The snow finally started about 7:30 this morning and the latest reports I read say that all the alarmist stuff about 4 inches of blizzard conditions is maybe not so much after all.
Sinatra HAD to go out and the first snowflake that hit his face and he is screaming to get back inside. Now, it’s my fault he’s wet.
I thought I had an agreement, perfectly reasonable, that if I ran into a must-have Christmas present for one of my children or grandchildren that Mom would share the cost and the present would be from both of us. I found out last night after 11 p.m. that my “agreement” is that I will do all of Mom’s Christmas shopping and tell her the amount of the bill. I was already frustrated with the holiday and now I’m a bit testy. In fact, this morning I had to apologize for snapping at her. Worse, it seems I sent an email intended for a certain woman to my friend Ultimate Fastpipe who had no idea why I was waxing eloquent about a scented scarf. Distracted? No, why?
I thought my daughter’s family — can we say “grandkids” boys and girls? Sure we can. — was going to stay with me over the holiday, but it turns out she plans to stay with her Mom again. I’m disappointed, I must say. Son Jack will be performing in New Orleans and won’t be coming home and will get his check in the mail Christmas.
I’ve got less money for shopping this year than normal and the bad weather put a crimp into the limited time I had.
I’m ready to just give up on the whole thing, to tell the truth.
The real problem isn’t with the weather or money or anything else except my expectations. My expectations rather reliably become my resentments. In fact, they seem more than anything else to be premeditated bad feelings. In a very MCARP sense, I’m attached to my expectations that the holiday will be picture perfect and the season will be filled with movie magic. Instead, it’s bad traffic, bad tempers and bad choices and my first instinct is to blame the world and those I love the most.
Even knowing all this, I still am ready to give up on the whole thing.
Here’s a little slice of the hell of Christmas:
Daughter, what does your husband want for Christmas?
A white shirt, Daddy.
A white shirt? OK, what kind of white shirt? Full sleeve, half sleeve, short sleeve? No pockets, one pocket, two pockets? Button down or spread collar? Silk weight, cotton weight or denim weight?
Nothing is simple at Christmas.
And, I still don’t know what kind of white shirt to buy.
What to get Mom for Christmas?
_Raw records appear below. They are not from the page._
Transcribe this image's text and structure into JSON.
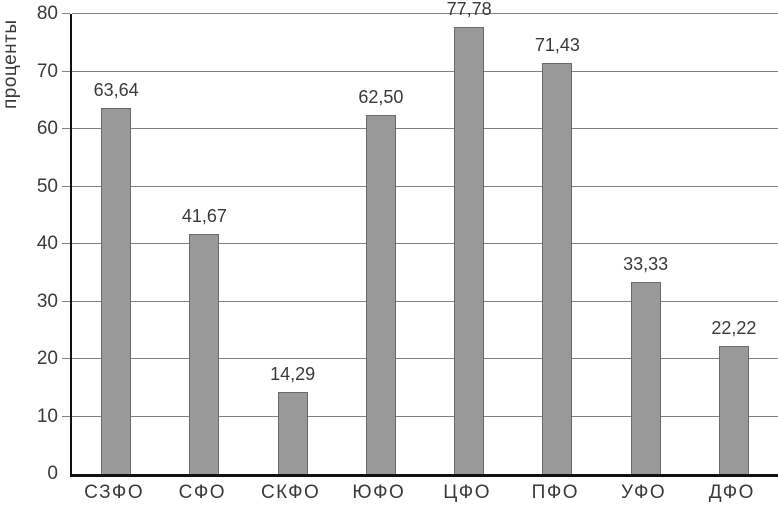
{
  "chart_data": {
    "type": "bar",
    "title": "",
    "xlabel": "",
    "ylabel": "проценты",
    "categories": [
      "СЗФО",
      "СФО",
      "СКФО",
      "ЮФО",
      "ЦФО",
      "ПФО",
      "УФО",
      "ДФО"
    ],
    "values": [
      63.64,
      41.67,
      14.29,
      62.5,
      77.78,
      71.43,
      33.33,
      22.22
    ],
    "value_labels": [
      "63,64",
      "41,67",
      "14,29",
      "62,50",
      "77,78",
      "71,43",
      "33,33",
      "22,22"
    ],
    "ylim": [
      0,
      80
    ],
    "yticks": [
      0,
      10,
      20,
      30,
      40,
      50,
      60,
      70,
      80
    ],
    "grid": true,
    "legend": false,
    "colors": {
      "bar_fill": "#999999",
      "bar_border": "#6a6a6a",
      "gridline": "#808080",
      "axis": "#111111",
      "text": "#3a3a3a",
      "background": "#ffffff"
    }
  }
}
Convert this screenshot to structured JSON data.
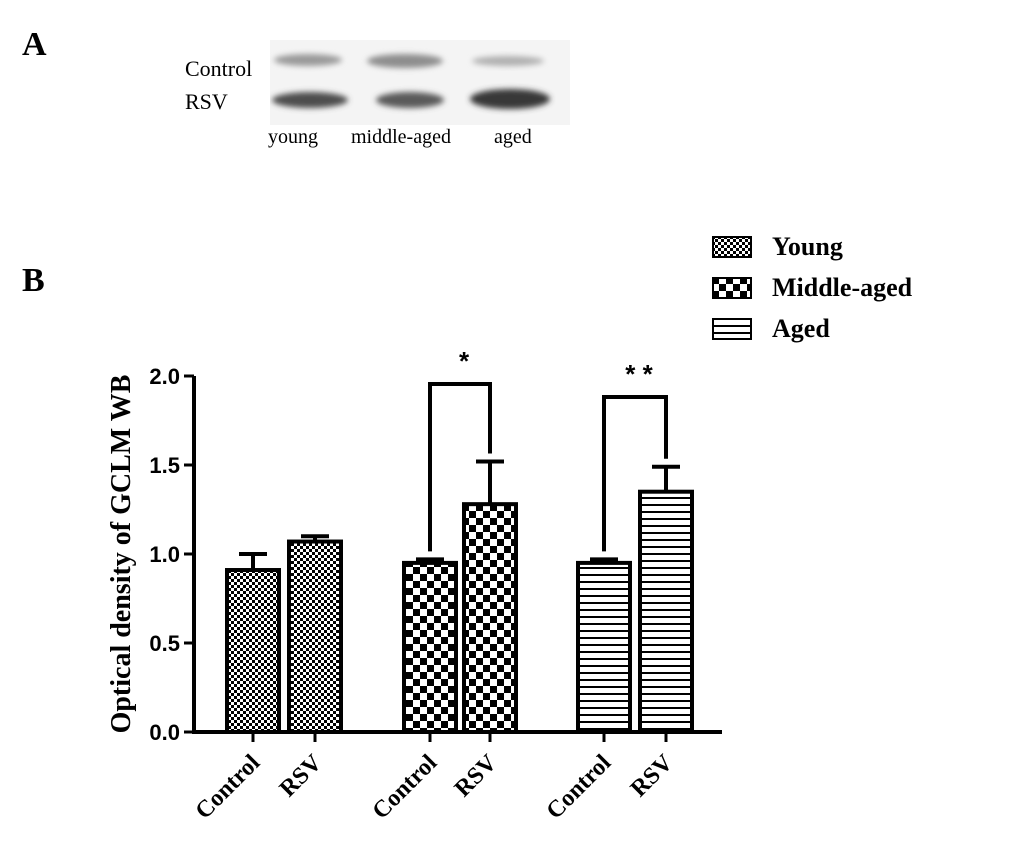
{
  "panel_a": {
    "letter": "A",
    "row_labels": [
      "Control",
      "RSV"
    ],
    "lane_labels": [
      "young",
      "middle-aged",
      "aged"
    ]
  },
  "panel_b": {
    "letter": "B"
  },
  "chart_data": {
    "type": "bar",
    "ylabel": "Optical density of GCLM WB",
    "xlabel": "",
    "ylim": [
      0,
      2.0
    ],
    "yticks": [
      "0.0",
      "0.5",
      "1.0",
      "1.5",
      "2.0"
    ],
    "groups": [
      {
        "name": "Young",
        "pattern": "fine-check",
        "bars": [
          {
            "category": "Control",
            "value": 0.91,
            "error": 0.09
          },
          {
            "category": "RSV",
            "value": 1.07,
            "error": 0.03
          }
        ],
        "significance": ""
      },
      {
        "name": "Middle-aged",
        "pattern": "checker",
        "bars": [
          {
            "category": "Control",
            "value": 0.95,
            "error": 0.02
          },
          {
            "category": "RSV",
            "value": 1.28,
            "error": 0.24
          }
        ],
        "significance": "*"
      },
      {
        "name": "Aged",
        "pattern": "horizontal-stripes",
        "bars": [
          {
            "category": "Control",
            "value": 0.95,
            "error": 0.02
          },
          {
            "category": "RSV",
            "value": 1.35,
            "error": 0.14
          }
        ],
        "significance": "* *"
      }
    ],
    "legend": [
      "Young",
      "Middle-aged",
      "Aged"
    ],
    "legend_position": "top-right",
    "grid": false
  }
}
She owns 3,000 square feet of stuff, every imaginable kind of stuff. What she needs is a train that left the station many, many years ago and anything she sees that she wants, she buys for herself. Impossible.
Hell, for that matter, I myself am a bitch to buy for. If you ask me what I want for Christmas, I’m stumped. Whirled Peas?
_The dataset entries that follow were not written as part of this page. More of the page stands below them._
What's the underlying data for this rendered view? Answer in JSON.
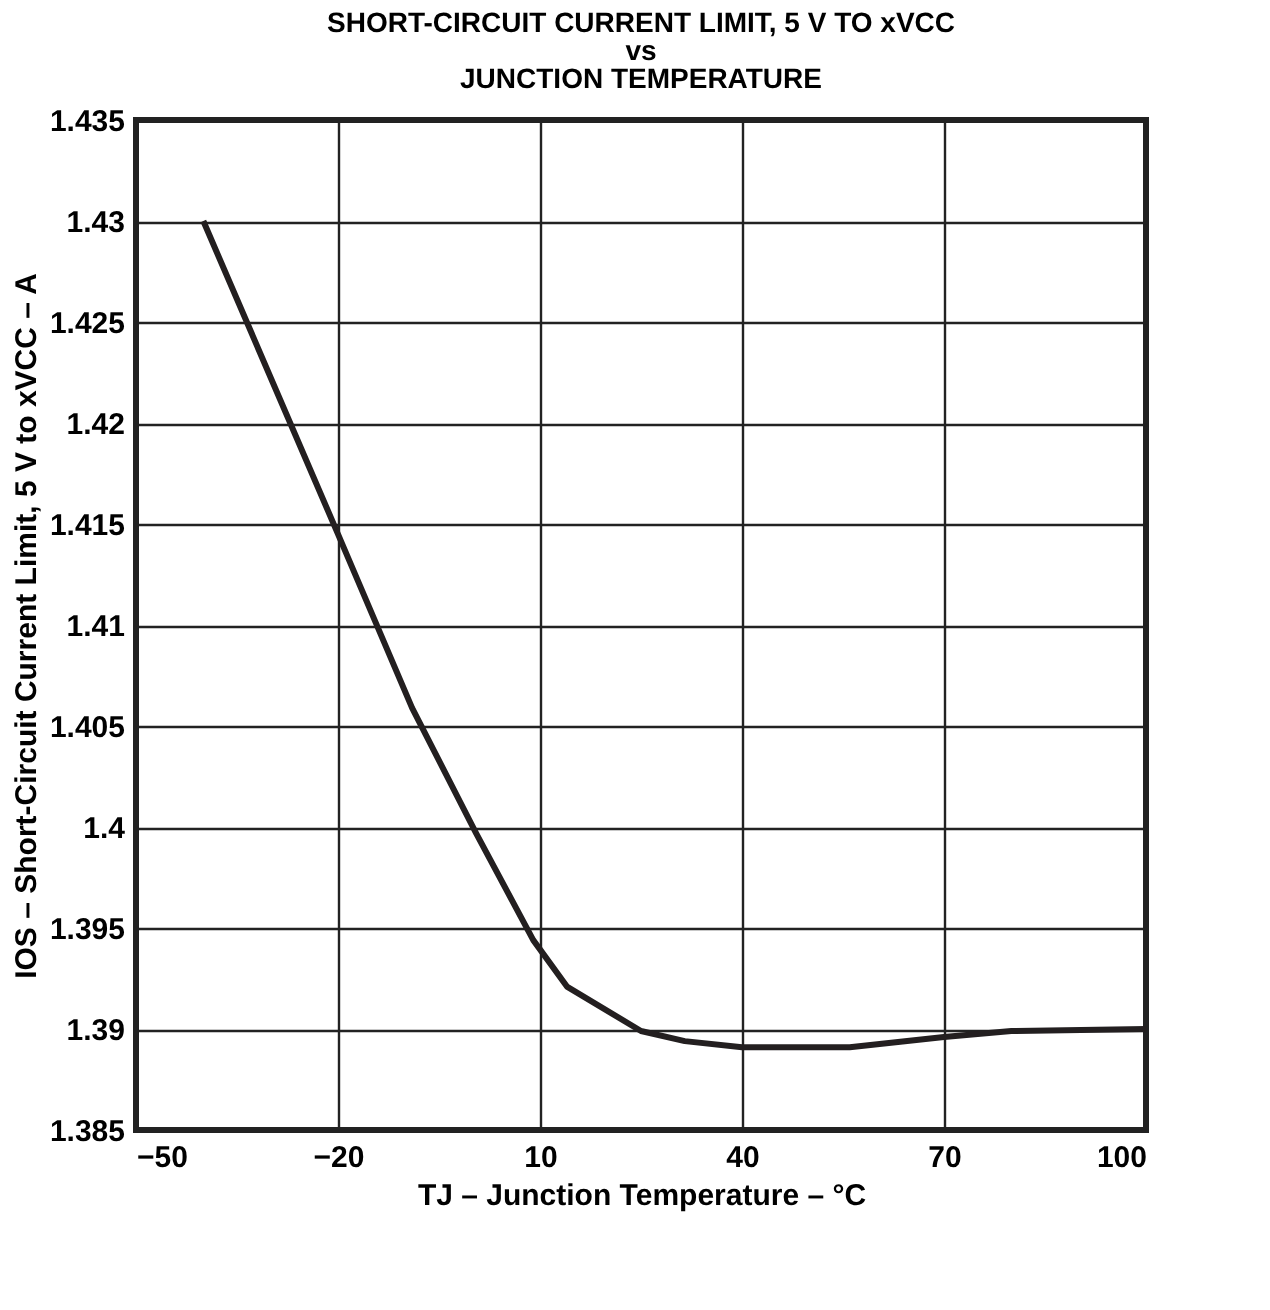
{
  "chart_data": {
    "type": "line",
    "title": [
      "SHORT-CIRCUIT CURRENT LIMIT, 5 V TO xVCC",
      "vs",
      "JUNCTION TEMPERATURE"
    ],
    "xlabel": "TJ – Junction Temperature – °C",
    "ylabel": "IOS – Short-Circuit Current Limit, 5 V to xVCC – A",
    "x": [
      -40,
      -20,
      -9,
      0.5,
      9,
      14,
      25,
      31.5,
      40,
      56,
      70,
      80,
      100
    ],
    "series": [
      {
        "color": "#231f20",
        "values": [
          1.43,
          1.4145,
          1.4059,
          1.3997,
          1.3944,
          1.3921,
          1.3899,
          1.3894,
          1.3891,
          1.3891,
          1.3896,
          1.3899,
          1.39
        ]
      }
    ],
    "xlim": [
      -50,
      100
    ],
    "xticks": [
      -50,
      -20,
      10,
      40,
      70,
      100
    ],
    "ylim": [
      1.385,
      1.435
    ],
    "yticks": [
      {
        "value": 1.385,
        "label": "1.385"
      },
      {
        "value": 1.39,
        "label": "1.39"
      },
      {
        "value": 1.395,
        "label": "1.395"
      },
      {
        "value": 1.4,
        "label": "1.4"
      },
      {
        "value": 1.405,
        "label": "1.405"
      },
      {
        "value": 1.41,
        "label": "1.41"
      },
      {
        "value": 1.415,
        "label": "1.415"
      },
      {
        "value": 1.42,
        "label": "1.42"
      },
      {
        "value": 1.425,
        "label": "1.425"
      },
      {
        "value": 1.43,
        "label": "1.43"
      },
      {
        "value": 1.435,
        "label": "1.435"
      }
    ],
    "grid": true,
    "legend": false,
    "marker": "none",
    "line_style": "solid"
  }
}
But, if you don’t get it right, I sulk.
So, now let’s talk about post-ice storm Christmas traffic at Penn Square. I live at 63d and May. My major east-west routes are 63d Street and N.W. Highway. Penn Square is at Pennsylvania. The traffic light is out at 63d and Penn, just north of the giant mall. Impassable intersection. Yesterday, traffic was backed up to Villa on 63d, squeezing through the Penn intersection one car at a time at the temporary four way stop. Two cars go through and everybody honk at the idiot who can’t figure it out, the lather rinse repeat. I’m losing my mind sitting in traffic and the LAST thing I want to do is go to the mall or otherwise participate in the Christmas consumerist madness.
If I could work my will, every idiot with Merry Christmas on his lips would be boiled in his own Christmas pudding and buried with a stake of holly in his heart.
Dogs barking the tune “Jingle Bells”. ‘Nuff said. I’ll turn my radio back on after New Year’s because I also don’t want to hear the countdowns of the Top 100 of 2007.
Speaking of New Year’s, I don’t have a date and I don’t have plans. Amateur drunk drivers dominate the streets and everyone gets sweaty trying too hard to have too much fun. YUK.
But I’ll miss out on that midnight kiss from When Harry Met Sally in which my long lost love is returned to my arms for a happily ever after. And that will make me bitter and cynical and … oh, no difference? Nevermind.